For Monna, when it comes to mental health, it’s the symptoms rather than the label that matter, and this is the other thing I note about “Miss Diagnosis.” She lets her audience know that having a mental illness is out of their control but not doing something about it — which includes putting it out in the open. By using comedy to deal with her illness, Monna has indeed put her issues out in the open. But she’s also managed to turn her comedy into a thriving business.

Claws Out is definitely a full-time gig. “Entrepreneurs are the only people who will work 80 hours a week to avoid working 40 hours a week for someone else,” Monna said. “I eat, breathe, and drink comedy. I would work 24-hour days on this if I was allowed.”

Her obsessive work ethic has paid off, though Claws Out enjoyed success initially. “It was entirely funded on the first show we did and the first workshops I put on. It’s been enough to keep rolling and keep doing bigger things.”

Most importantly, it has allowed her to compensate comics fairly. “I try to pay everyone a decent rate. For the first year Claws Out was in business, I paid everyone double what the clubs did.”

She said that paying comedians to talk honestly about their mental health struggles onstage often surprises people. “Something I’ve noticed lately that is incredibly frustrating that I don’t think people realize they’re doing … [is] we exist to normalize conversations about mental health. Even at the Twilite mic when people talk about being depressed, they get a ‘woo’ from the crowd. You get people creating an environment in solidarity, letting you know you’re not alone. … I’ve noticed that people get taken aback when they hear that I pay people and that we’re a for-profit business. Creating safe spaces isn’t charity work. It’s a business that plenty of other people have capitalized on. I’m just trying to carve out a space where performers are actually compensated for their time.”

Especially in the digital space. Though she and her stable of comics hand out download cards promoting their albums and shows, Claws Out’s business model is largely online. “It’s so important to me to get all my artists set up with their artist profiles and make sure that they’re making passive revenue on something, because something I was told a few years ago that I believe to be true is that if you can’t find a passive stream of income, you’re going to work paycheck to paycheck for the rest of your life. When it comes to the albums we’ve done this year, I just want to help my friends get to the next level ’cause it does show a piece of evidence that says, ‘This is the amount of time you have that is good,’ and it shows your commitment, that you’re serious, and it also gives people the opportunity to find you and become a fan. It’s not a lot of money, but it’s still money.”

Of course, in addition to running Claws Out, Monna does shows, and last year, she embarked on her first tour.

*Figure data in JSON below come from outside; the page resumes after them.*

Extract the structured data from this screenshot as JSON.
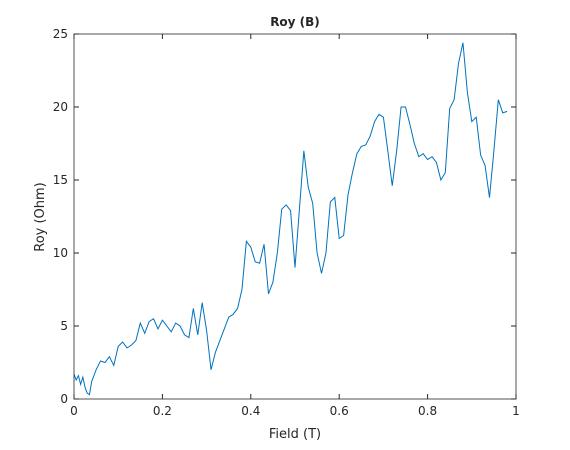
{
  "chart_data": {
    "type": "line",
    "title": "Roy (B)",
    "x_label": "Field (T)",
    "y_label": "Roy (Ohm)",
    "x": [
      0,
      0.005,
      0.01,
      0.015,
      0.02,
      0.025,
      0.03,
      0.035,
      0.04,
      0.05,
      0.06,
      0.07,
      0.08,
      0.09,
      0.1,
      0.11,
      0.12,
      0.13,
      0.14,
      0.15,
      0.16,
      0.17,
      0.18,
      0.19,
      0.2,
      0.21,
      0.22,
      0.23,
      0.24,
      0.25,
      0.26,
      0.27,
      0.28,
      0.29,
      0.3,
      0.31,
      0.32,
      0.33,
      0.34,
      0.35,
      0.36,
      0.37,
      0.38,
      0.39,
      0.4,
      0.41,
      0.42,
      0.43,
      0.44,
      0.45,
      0.46,
      0.47,
      0.48,
      0.49,
      0.5,
      0.51,
      0.52,
      0.53,
      0.54,
      0.55,
      0.56,
      0.57,
      0.58,
      0.59,
      0.6,
      0.61,
      0.62,
      0.63,
      0.64,
      0.65,
      0.66,
      0.67,
      0.68,
      0.69,
      0.7,
      0.71,
      0.72,
      0.73,
      0.74,
      0.75,
      0.76,
      0.77,
      0.78,
      0.79,
      0.8,
      0.81,
      0.82,
      0.83,
      0.84,
      0.85,
      0.86,
      0.87,
      0.88,
      0.89,
      0.9,
      0.91,
      0.92,
      0.93,
      0.94,
      0.95,
      0.96,
      0.97,
      0.98
    ],
    "series": [
      {
        "color": "#0072bd",
        "values": [
          1.7,
          1.3,
          1.6,
          1.0,
          1.5,
          0.8,
          0.4,
          0.3,
          1.2,
          2.0,
          2.6,
          2.5,
          2.9,
          2.3,
          3.6,
          3.9,
          3.5,
          3.7,
          4.0,
          5.2,
          4.5,
          5.3,
          5.5,
          4.8,
          5.4,
          5.0,
          4.6,
          5.2,
          5.0,
          4.4,
          4.2,
          6.2,
          4.4,
          6.6,
          4.7,
          2.0,
          3.2,
          4.0,
          4.8,
          5.6,
          5.8,
          6.2,
          7.5,
          10.8,
          10.4,
          9.4,
          9.3,
          10.6,
          7.2,
          8.0,
          10.0,
          13.0,
          13.3,
          12.9,
          9.0,
          13.0,
          17.0,
          14.5,
          13.4,
          10.0,
          8.6,
          10.0,
          13.5,
          13.8,
          11.0,
          11.2,
          14.0,
          15.5,
          16.8,
          17.3,
          17.4,
          18.0,
          19.0,
          19.5,
          19.3,
          17.0,
          14.6,
          17.0,
          20.0,
          20.0,
          18.8,
          17.5,
          16.6,
          16.8,
          16.4,
          16.6,
          16.2,
          15.0,
          15.5,
          19.9,
          20.5,
          23.0,
          24.4,
          21.0,
          19.0,
          19.3,
          16.7,
          16.0,
          13.8,
          17.0,
          20.5,
          19.6,
          19.7
        ]
      }
    ],
    "xlim": [
      0,
      1
    ],
    "xticks": [
      0,
      0.2,
      0.4,
      0.6,
      0.8,
      1
    ],
    "ylim": [
      0,
      25
    ],
    "yticks": [
      0,
      5,
      10,
      15,
      20,
      25
    ]
  }
}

“I like traveling,” she said, “but I don’t feel the need to be on the road for months. I can make money and do cool things in DFW. I wouldn’t mind flying somewhere and doing gigs, but I like being home with my cats. I also need a regular schedule, because otherwise I’d stay up until 4am editing things. I put in a lot of work putting out these albums because I believe they are by people who deserve to be seen and heard.”

Finding a purpose — normalizing discussions about mental illness — has also helped evolve her comedy. “When I first started in 2015, I was a one-liner comic, and this next special I’m releasing [Unfiltered] is probably the heaviest, darkest thing I’ve ever done, stuff I’d never thought I’d talk about onstage. It’s interesting that between [all three albums] … I used to be terrified to talk about my mental health onstage, and now that’s where I feel safe.”